Because you cannot become immune to your own glycans without creating an autoimmune catastrophe.
So your immune system is not going to go that direction.
And that is, I would argue, One of several fatal flaws of the mRNA platform, which is itself causing a tremendous amount of harm.
And do not, for a moment, be misled by the propaganda campaign that wants us to believe that whatever harms came from the mRNA vaccines are the result of spike protein.
Spike protein wasn't good.
It didn't help.
It caused harm of its own.
But most of the harm is the mRNA platform itself.
Which is going to do this every time you load some new transcript into it.
The platform is fatally flawed across multiple domains and it can't be rescued.
Is that a fair summation in your opinion?
Yeah, but the main thing is your body doesn't build immunity to proteins.
It builds immunity to the glycans on the proteins.
And those are hours until it gets to place in your body where it's uncloaked.
What happens in the, now, COVID isn't a natural phenomenon, but what happens when a coronavirus invades a cell and takes hold?
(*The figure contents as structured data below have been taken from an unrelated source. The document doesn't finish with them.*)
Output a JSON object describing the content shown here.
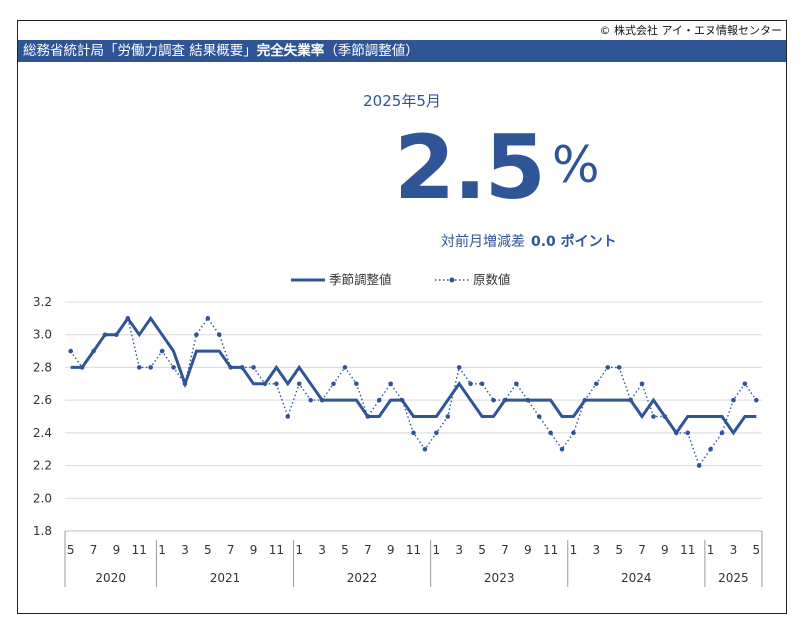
{
  "header": {
    "copyright": "© 株式会社 アイ・エヌ情報センター",
    "title_prefix": "総務省統計局「労働力調査 結果概要」",
    "title_bold": "完全失業率",
    "title_suffix": "（季節調整値）"
  },
  "summary": {
    "period": "2025年5月",
    "value": "2.5",
    "unit": "%",
    "change_label": "対前月増減差",
    "change_value": "0.0 ポイント"
  },
  "colors": {
    "accent": "#2f5597",
    "grid": "#d9d9d9"
  },
  "chart_data": {
    "type": "line",
    "ylim": [
      1.8,
      3.2
    ],
    "yticks": [
      "1.8",
      "2.0",
      "2.2",
      "2.4",
      "2.6",
      "2.8",
      "3.0",
      "3.2"
    ],
    "month_tick_labels": [
      "5",
      "7",
      "9",
      "11",
      "1",
      "3",
      "5",
      "7",
      "9",
      "11",
      "1",
      "3",
      "5",
      "7",
      "9",
      "11",
      "1",
      "3",
      "5",
      "7",
      "9",
      "11",
      "1",
      "3",
      "5",
      "7",
      "9",
      "11",
      "1",
      "3",
      "5"
    ],
    "year_labels": [
      "2020",
      "2021",
      "2022",
      "2023",
      "2024",
      "2025"
    ],
    "legend": {
      "position": "top-center"
    },
    "x": [
      "2020-05",
      "2020-06",
      "2020-07",
      "2020-08",
      "2020-09",
      "2020-10",
      "2020-11",
      "2020-12",
      "2021-01",
      "2021-02",
      "2021-03",
      "2021-04",
      "2021-05",
      "2021-06",
      "2021-07",
      "2021-08",
      "2021-09",
      "2021-10",
      "2021-11",
      "2021-12",
      "2022-01",
      "2022-02",
      "2022-03",
      "2022-04",
      "2022-05",
      "2022-06",
      "2022-07",
      "2022-08",
      "2022-09",
      "2022-10",
      "2022-11",
      "2022-12",
      "2023-01",
      "2023-02",
      "2023-03",
      "2023-04",
      "2023-05",
      "2023-06",
      "2023-07",
      "2023-08",
      "2023-09",
      "2023-10",
      "2023-11",
      "2023-12",
      "2024-01",
      "2024-02",
      "2024-03",
      "2024-04",
      "2024-05",
      "2024-06",
      "2024-07",
      "2024-08",
      "2024-09",
      "2024-10",
      "2024-11",
      "2024-12",
      "2025-01",
      "2025-02",
      "2025-03",
      "2025-04",
      "2025-05"
    ],
    "series": [
      {
        "name": "季節調整値",
        "style": "solid",
        "values": [
          2.8,
          2.8,
          2.9,
          3.0,
          3.0,
          3.1,
          3.0,
          3.1,
          3.0,
          2.9,
          2.7,
          2.9,
          2.9,
          2.9,
          2.8,
          2.8,
          2.7,
          2.7,
          2.8,
          2.7,
          2.8,
          2.7,
          2.6,
          2.6,
          2.6,
          2.6,
          2.5,
          2.5,
          2.6,
          2.6,
          2.5,
          2.5,
          2.5,
          2.6,
          2.7,
          2.6,
          2.5,
          2.5,
          2.6,
          2.6,
          2.6,
          2.6,
          2.6,
          2.5,
          2.5,
          2.6,
          2.6,
          2.6,
          2.6,
          2.6,
          2.5,
          2.6,
          2.5,
          2.4,
          2.5,
          2.5,
          2.5,
          2.5,
          2.4,
          2.5,
          2.5
        ]
      },
      {
        "name": "原数値",
        "style": "dotted",
        "values": [
          2.9,
          2.8,
          2.9,
          3.0,
          3.0,
          3.1,
          2.8,
          2.8,
          2.9,
          2.8,
          2.7,
          3.0,
          3.1,
          3.0,
          2.8,
          2.8,
          2.8,
          2.7,
          2.7,
          2.5,
          2.7,
          2.6,
          2.6,
          2.7,
          2.8,
          2.7,
          2.5,
          2.6,
          2.7,
          2.6,
          2.4,
          2.3,
          2.4,
          2.5,
          2.8,
          2.7,
          2.7,
          2.6,
          2.6,
          2.7,
          2.6,
          2.5,
          2.4,
          2.3,
          2.4,
          2.6,
          2.7,
          2.8,
          2.8,
          2.6,
          2.7,
          2.5,
          2.5,
          2.4,
          2.4,
          2.2,
          2.3,
          2.4,
          2.6,
          2.7,
          2.6
        ]
      }
    ]
  }
}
When you have an infection with, let's say, a coronavirus that causes a cold, when the new viruses are produced inside of your body, are they covered in your glycans?
Uh-huh.
So they also have a kind of a cloak that allows them to evade your immune system.
So this is a hurdle that needs to be overcome by any vaccine.
Attempt to correct the problem.
And I will just re-emphasize, as long as we've come here, I will re-emphasize that there is apparently strong evidence that xylitol interferes with the binding of SARS-CoV-2.
To cells in your mucosa, meaning that it prevents COVID infection.
Correct.
So, like so many things, a safe, inexpensive, effective, preventive measure was blocked.
In this case, it was the FDA who told you you couldn't make a drug claim, even though it was scientifically validated?
Federal Trade Commission.
FTC.
Federal Trade Commission.
Wow.
And the FDA did not buy into that.
And I'm not sure why, but they didn't get any support from the FDA to end that lawsuit.